Driven Brands Holdings Inc (DRVN) is not a good buy for a beginner investor with a long-term strategy and $50,000-$100,000 available for investment. The company is facing significant financial transparency issues, ongoing lawsuits, and deteriorating financial performance. Additionally, there are no strong positive trading signals or catalysts to support a buy decision at this time.
The technical indicators are neutral with no clear buy or sell signals. The MACD is slightly positive but contracting, RSI is neutral at 53.091, and moving averages are converging. The stock is trading near its pivot level of 12.605, with resistance at 13.202 and support at 12.007.

The company's gross margin increased by 7.68% YoY in Q3 2025, indicating some operational efficiency improvements. Additionally, Freedom Capital initiated a Buy rating with a price target of $21.80, citing higher margins and a lower leverage profile post the sale of the car wash network.
The company disclosed material errors in financial reporting for FY23, FY24, and 1Q-3Q 2025, leading to lawsuits and a significant loss of investor confidence. Hedge funds are heavily selling the stock, and there is no recent insider buying activity. Analysts have downgraded the stock, and price targets have been lowered significantly. The stock is also underperforming with a high chance of further declines in the short term (-5.64% in the next month).

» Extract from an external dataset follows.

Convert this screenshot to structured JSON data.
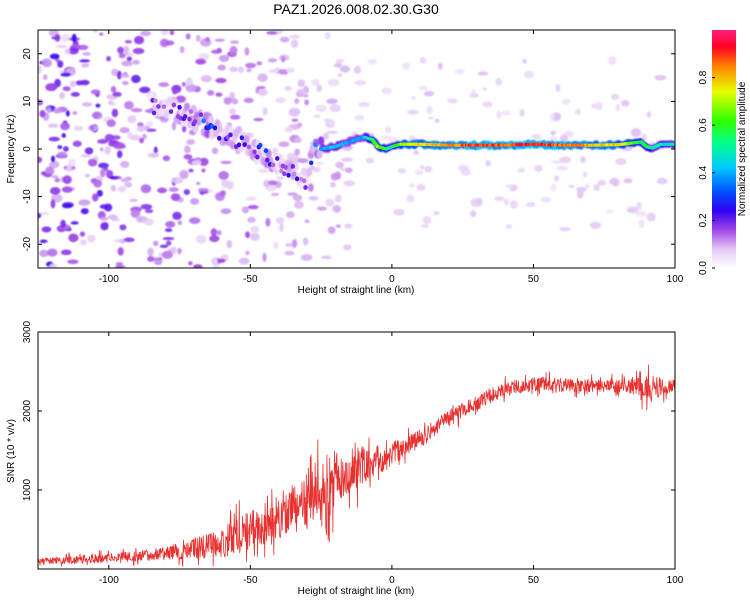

The company's financial performance in Q3 2025 was poor, with revenue dropping by 9.46% YoY, net income plummeting by 507.19% YoY, and EPS declining by 511.11% YoY. While gross margin improved to 43.87%, the overall financial health is concerning.
Analysts have mixed views. Freedom Capital initiated a Buy rating with a $21.80 price target, citing potential for higher margins. However, Piper Sandler and Goldman Sachs downgraded the stock to Neutral, citing financial reporting issues, sluggish fundamentals, and a history of significant one-day selloffs.